The beauty of jump racing is that it consists of all shapes and sizes. Who’d have thought Jeremy would be a prolific NH sire? Where did Jeff Kidder find his path to jump racing, being by an Australian miler, who is a son of a top US dirt horse and sire?

Both Annie Power and Honeysuckle did it the proper way – (even though Annie fell) – using the Mares' Hurdle as a stepping stone into the open championship races.

Think what a shame it would have been if Honeysuckle had run in the Mares' Hurdle again.

That Mares' Hurdle provided the first shock of the day when the short-priced Concertisa was chinned on the line by Black Tears and Jack Kennedy.
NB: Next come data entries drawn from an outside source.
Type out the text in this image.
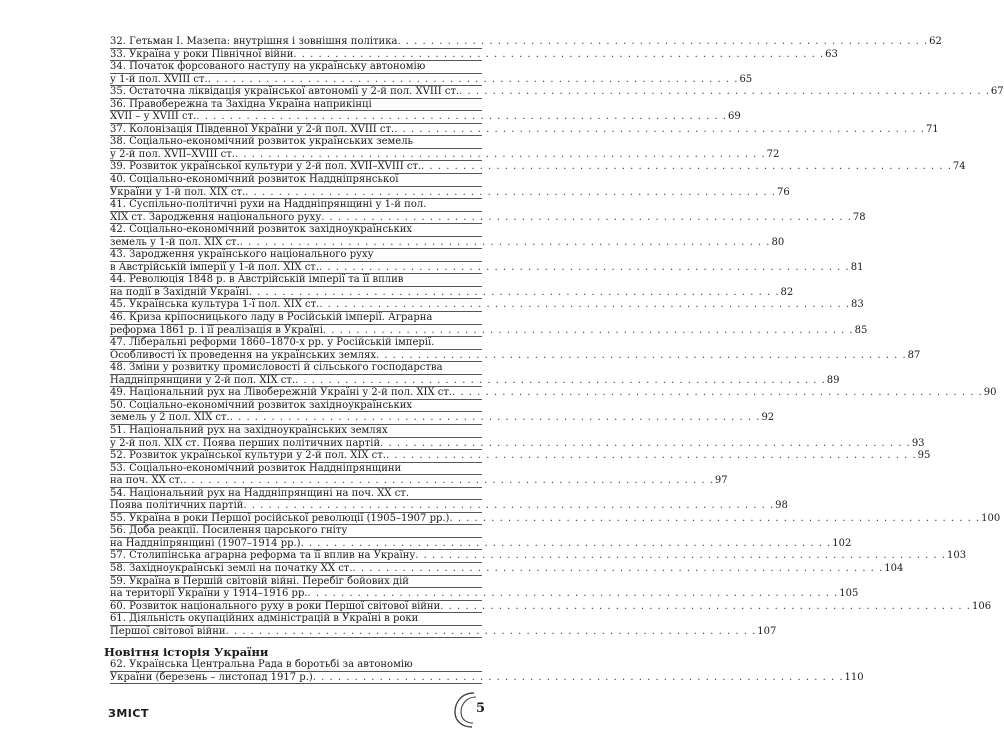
32. Гетьман І. Мазепа: внутрішня і зовнішня політика . . . . . . . . . . . . . . . . . . . . . . . . . . . . . . . . . . . . . . . . . . . . . . . . . . . . . . . . . . . . . . . . 62
33. Україна у роки Північної війни . . . . . . . . . . . . . . . . . . . . . . . . . . . . . . . . . . . . . . . . . . . . . . . . . . . . . . . . . . . . . . . . 63
34. Початок форсованого наступу на українську автономію
у 1-й пол. XVIII ст. . . . . . . . . . . . . . . . . . . . . . . . . . . . . . . . . . . . . . . . . . . . . . . . . . . . . . . . . . . . . . . . . 65
35. Остаточна ліквідація української автономії у 2-й пол. XVIII ст. . . . . . . . . . . . . . . . . . . . . . . . . . . . . . . . . . . . . . . . . . . . . . . . . . . . . . . . . . . . . . . . . 67
36. Правобережна та Західна Україна наприкінці
XVII – у XVIII ст. . . . . . . . . . . . . . . . . . . . . . . . . . . . . . . . . . . . . . . . . . . . . . . . . . . . . . . . . . . . . . . . . 69
37. Колонізація Південної України у 2-й пол. XVIII ст. . . . . . . . . . . . . . . . . . . . . . . . . . . . . . . . . . . . . . . . . . . . . . . . . . . . . . . . . . . . . . . . . 71
38. Соціально-економічний розвиток українських земель
у 2-й пол. XVII–XVIII ст. . . . . . . . . . . . . . . . . . . . . . . . . . . . . . . . . . . . . . . . . . . . . . . . . . . . . . . . . . . . . . . . . 72
39. Розвиток української культури у 2-й пол. XVII–XVIII ст. . . . . . . . . . . . . . . . . . . . . . . . . . . . . . . . . . . . . . . . . . . . . . . . . . . . . . . . . . . . . . . . . 74
40. Соціально-економічний розвиток Наддніпрянської
України у 1-й пол. XIX ст. . . . . . . . . . . . . . . . . . . . . . . . . . . . . . . . . . . . . . . . . . . . . . . . . . . . . . . . . . . . . . . . . 76
41. Суспільно-політичні рухи на Наддніпрянщині у 1-й пол.
XIX ст. Зародження національного руху . . . . . . . . . . . . . . . . . . . . . . . . . . . . . . . . . . . . . . . . . . . . . . . . . . . . . . . . . . . . . . . . 78
42. Соціально-економічний розвиток західноукраїнських
земель у 1-й пол. XIX ст. . . . . . . . . . . . . . . . . . . . . . . . . . . . . . . . . . . . . . . . . . . . . . . . . . . . . . . . . . . . . . . . . 80
43. Зародження українського національного руху
в Австрійській імперії у 1-й пол. XIX ст. . . . . . . . . . . . . . . . . . . . . . . . . . . . . . . . . . . . . . . . . . . . . . . . . . . . . . . . . . . . . . . . . 81
44. Революція 1848 р. в Австрійській імперії та її вплив
на події в Західній Україні . . . . . . . . . . . . . . . . . . . . . . . . . . . . . . . . . . . . . . . . . . . . . . . . . . . . . . . . . . . . . . . . 82
45. Українська культура 1-ї пол. XIX ст. . . . . . . . . . . . . . . . . . . . . . . . . . . . . . . . . . . . . . . . . . . . . . . . . . . . . . . . . . . . . . . . . 83
46. Криза кріпосницького ладу в Російській імперії. Аграрна
реформа 1861 р. і її реалізація в Україні . . . . . . . . . . . . . . . . . . . . . . . . . . . . . . . . . . . . . . . . . . . . . . . . . . . . . . . . . . . . . . . . 85
47. Ліберальні реформи 1860–1870-х рр. у Російській імперії.
Особливості їх проведення на українських землях . . . . . . . . . . . . . . . . . . . . . . . . . . . . . . . . . . . . . . . . . . . . . . . . . . . . . . . . . . . . . . . . 87
48. Зміни у розвитку промисловості й сільського господарства
Наддніпрянщини у 2-й пол. XIX ст. . . . . . . . . . . . . . . . . . . . . . . . . . . . . . . . . . . . . . . . . . . . . . . . . . . . . . . . . . . . . . . . . 89
49. Національний рух на Лівобережній Україні у 2-й пол. XIX ст. . . . . . . . . . . . . . . . . . . . . . . . . . . . . . . . . . . . . . . . . . . . . . . . . . . . . . . . . . . . . . . . . 90
50. Соціально-економічний розвиток західноукраїнських
земель у 2 пол. XIX ст. . . . . . . . . . . . . . . . . . . . . . . . . . . . . . . . . . . . . . . . . . . . . . . . . . . . . . . . . . . . . . . . . 92
51. Національний рух на західноукраїнських землях
у 2-й пол. XIX ст. Поява перших політичних партій . . . . . . . . . . . . . . . . . . . . . . . . . . . . . . . . . . . . . . . . . . . . . . . . . . . . . . . . . . . . . . . . 93
52. Розвиток української культури у 2-й пол. XIX ст. . . . . . . . . . . . . . . . . . . . . . . . . . . . . . . . . . . . . . . . . . . . . . . . . . . . . . . . . . . . . . . . . 95
53. Соціально-економічний розвиток Наддніпрянщини
на поч. XX ст. . . . . . . . . . . . . . . . . . . . . . . . . . . . . . . . . . . . . . . . . . . . . . . . . . . . . . . . . . . . . . . . . 97
54. Національний рух на Наддніпрянщині на поч. XX ст.
Поява політичних партій . . . . . . . . . . . . . . . . . . . . . . . . . . . . . . . . . . . . . . . . . . . . . . . . . . . . . . . . . . . . . . . . 98
55. Україна в роки Першої російської революції (1905–1907 рр.) . . . . . . . . . . . . . . . . . . . . . . . . . . . . . . . . . . . . . . . . . . . . . . . . . . . . . . . . . . . . . . . . 100
56. Доба реакції. Посилення царського гніту
на Наддніпрянщині (1907–1914 рр.) . . . . . . . . . . . . . . . . . . . . . . . . . . . . . . . . . . . . . . . . . . . . . . . . . . . . . . . . . . . . . . . . 102
57. Столипінська аграрна реформа та її вплив на Україну . . . . . . . . . . . . . . . . . . . . . . . . . . . . . . . . . . . . . . . . . . . . . . . . . . . . . . . . . . . . . . . . 103
58. Західноукраїнські землі на початку XX ст. . . . . . . . . . . . . . . . . . . . . . . . . . . . . . . . . . . . . . . . . . . . . . . . . . . . . . . . . . . . . . . . . 104
59. Україна в Першій світовій війні. Перебіг бойових дій
на території України у 1914–1916 рр. . . . . . . . . . . . . . . . . . . . . . . . . . . . . . . . . . . . . . . . . . . . . . . . . . . . . . . . . . . . . . . . . 105
60. Розвиток національного руху в роки Першої світової війни . . . . . . . . . . . . . . . . . . . . . . . . . . . . . . . . . . . . . . . . . . . . . . . . . . . . . . . . . . . . . . . . 106
61. Діяльність окупаційних адміністрацій в Україні в роки
Першої світової війни . . . . . . . . . . . . . . . . . . . . . . . . . . . . . . . . . . . . . . . . . . . . . . . . . . . . . . . . . . . . . . . . 107
Новітня історія України
62. Українська Центральна Рада в боротьбі за автономію
України (березень – листопад 1917 р.) . . . . . . . . . . . . . . . . . . . . . . . . . . . . . . . . . . . . . . . . . . . . . . . . . . . . . . . . . . . . . . . . 110
ЗМІСТ	5
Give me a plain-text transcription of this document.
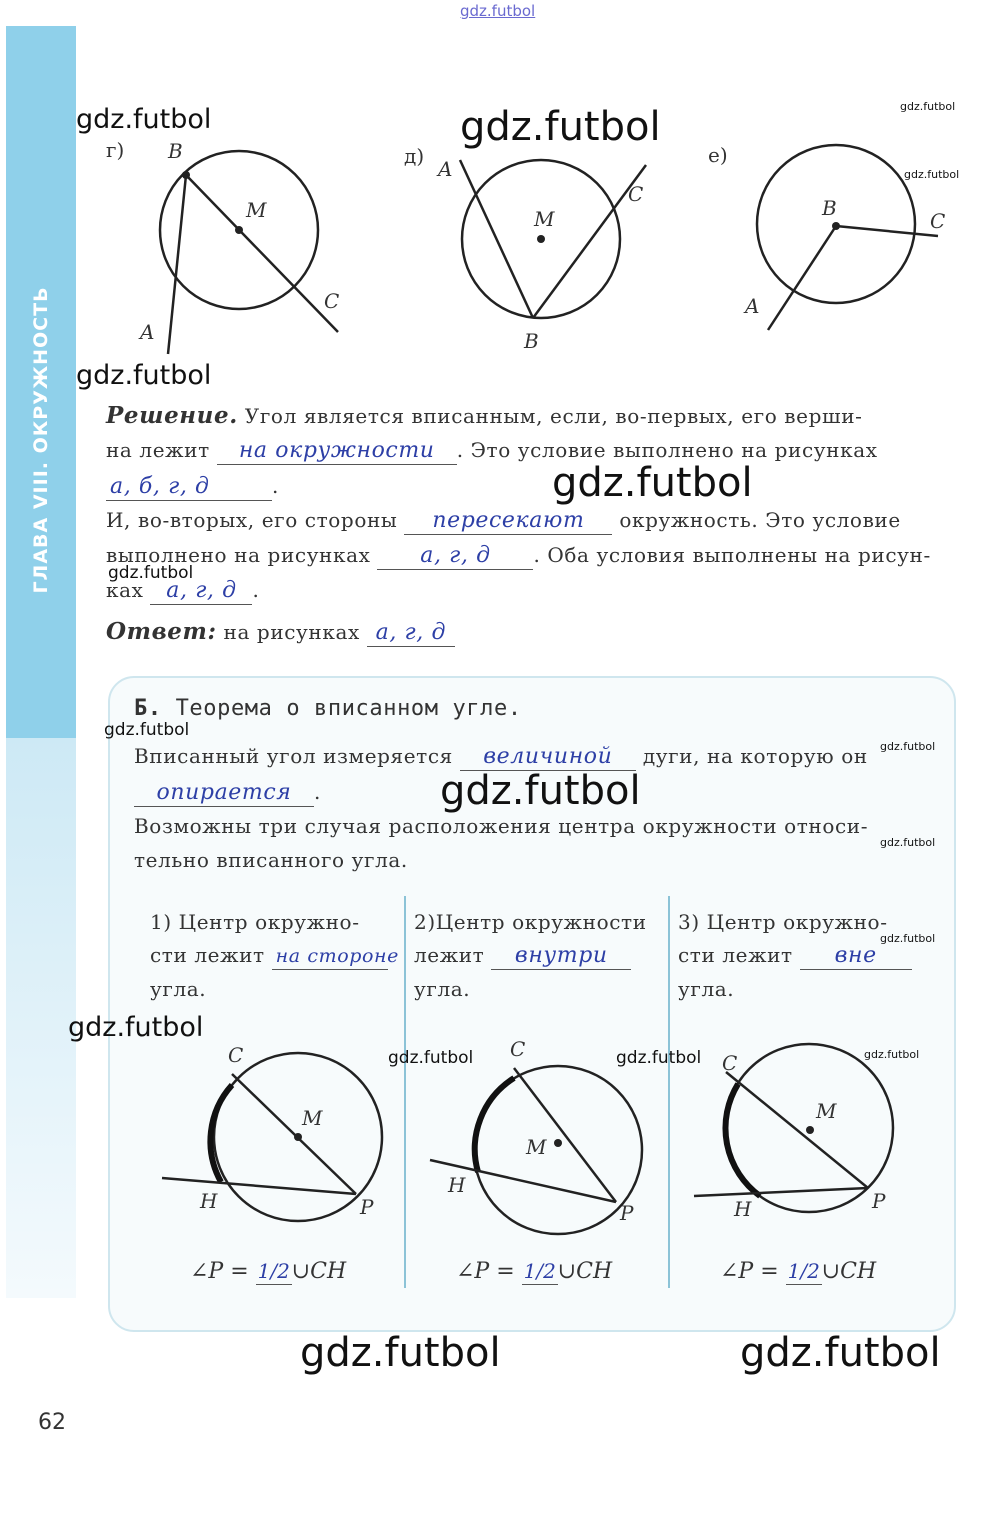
ГЛАВА VIII. ОКРУЖНОСТЬ
г) B
M
C
A
д)
A
M
C
B
е)
B
C
A
C
M
H	P
C
M
H
P
C
M
H	P
Решение. Угол является вписанным, если, во-первых, его верши-
на лежит на окружности . Это условие выполнено на рисунках
а, б, г, д	.
И, во-вторых, его стороны пересекают окружность. Это условие
выполнено на рисунках а, г, д . Оба условия выполнены на рисун-
ках а, г, д .
Ответ: на рисунках а, г, д
Б. Теорема о вписанном угле.
Вписанный угол измеряется величиной дуги, на которую он
опирается .
Возможны три случая расположения центра окружности относи-
тельно вписанного угла.
1) Центр окружно-
сти лежит на стороне
угла.
2)Центр окружности
лежит внутри
угла.
3) Центр окружно-
сти лежит вне
угла.
∠P = 1/2∪CH	∠P = 1/2∪CH	∠P = 1/2∪CH
62
gdz.futbol
gdz.futbol	gdz.futbol	gdz.futbol
gdz.futbol
gdz.futbol
gdz.futbol
gdz.futbol
gdz.futbol
gdz.futbol
gdz.futbol
gdz.futbol
gdz.futbol
gdz.futbol
gdz.futbol	gdz.futbol	gdz.futbol
gdz.futbol	gdz.futbol
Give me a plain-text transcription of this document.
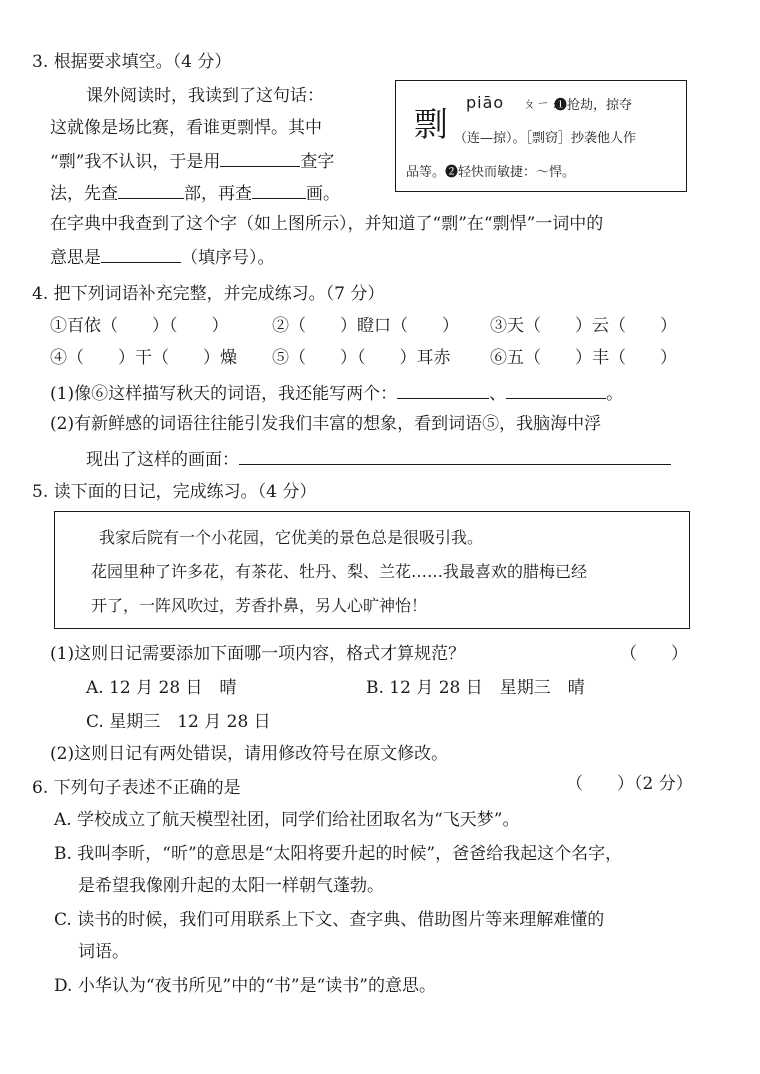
3. 根据要求填空。（4 分）
课外阅读时，我读到了这句话：
这就像是场比赛，看谁更剽悍。其中
“剽”我不认识，于是用	查字
法，先查	部，再查	画。
在字典中我查到了这个字（如上图所示），并知道了“剽”在“剽悍”一词中的
意思是	（填序号）。
剽
piāo ㄆㄧㄠ
❶抢劫，掠夺
（连—掠）。［剽窃］抄袭他人作
品等。❷轻快而敏捷：～悍。
4. 把下列词语补充完整，并完成练习。（7 分）
①百依（　　）（　　）	②（　　）瞪口（　　） ③天（　　）云（　　）
④（　　）干（　　）燥 ⑤（　　）（　　）耳赤 ⑥五（　　）丰（　　）
(1)像⑥这样描写秋天的词语，我还能写两个：	、	。
(2)有新鲜感的词语往往能引发我们丰富的想象，看到词语⑤，我脑海中浮
现出了这样的画面：
5. 读下面的日记，完成练习。（4 分）
我家后院有一个小花园，它优美的景色总是很吸引我。
花园里种了许多花，有茶花、牡丹、梨、兰花……我最喜欢的腊梅已经
开了，一阵风吹过，芳香扑鼻，另人心旷神怡！
(1)这则日记需要添加下面哪一项内容，格式才算规范？	（　　）
A. 12 月 28 日　晴	B. 12 月 28 日　星期三　晴
C. 星期三　12 月 28 日
(2)这则日记有两处错误，请用修改符号在原文修改。
6. 下列句子表述不正确的是	（　　）（2 分）
A. 学校成立了航天模型社团，同学们给社团取名为“飞天梦”。
B. 我叫李昕，“昕”的意思是“太阳将要升起的时候”，爸爸给我起这个名字，
是希望我像刚升起的太阳一样朝气蓬勃。
C. 读书的时候，我们可用联系上下文、查字典、借助图片等来理解难懂的
词语。
D. 小华认为“夜书所见”中的“书”是“读书”的意思。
Kennedy has picked a nice ride in the Gold Cup on Minella Indo, forsaken by Blackmore this time.

The Elliott – sorry, Cullentra - will be happy with one winner, even if it should have been two. Galvin was laid out for the NH Chase by Elliott back in quieter times in November. Two weeks ago the horse was moved north to Ian Ferguson, who is racing manager for owner Ronnie Bartlett.

Noel Meade was absent but a Festival winner is a Festival winner – even at 80/1. Only a third winner in Britain for Sean Flanagan.

The breeding wars followed the training feats – five to Ireland and two to Britain, surprisingly none from France and, most notably, two winners for the late and long lamented Jeremy (he has Mister Fisher, Reserve Tank and The Glancing Queen still to come).

As the ground dried out, and the spring was finally in the air, you could feel our Lord was beginning to look kindly on us again.

And if he was looking down yesterday, he surely saw that all was good.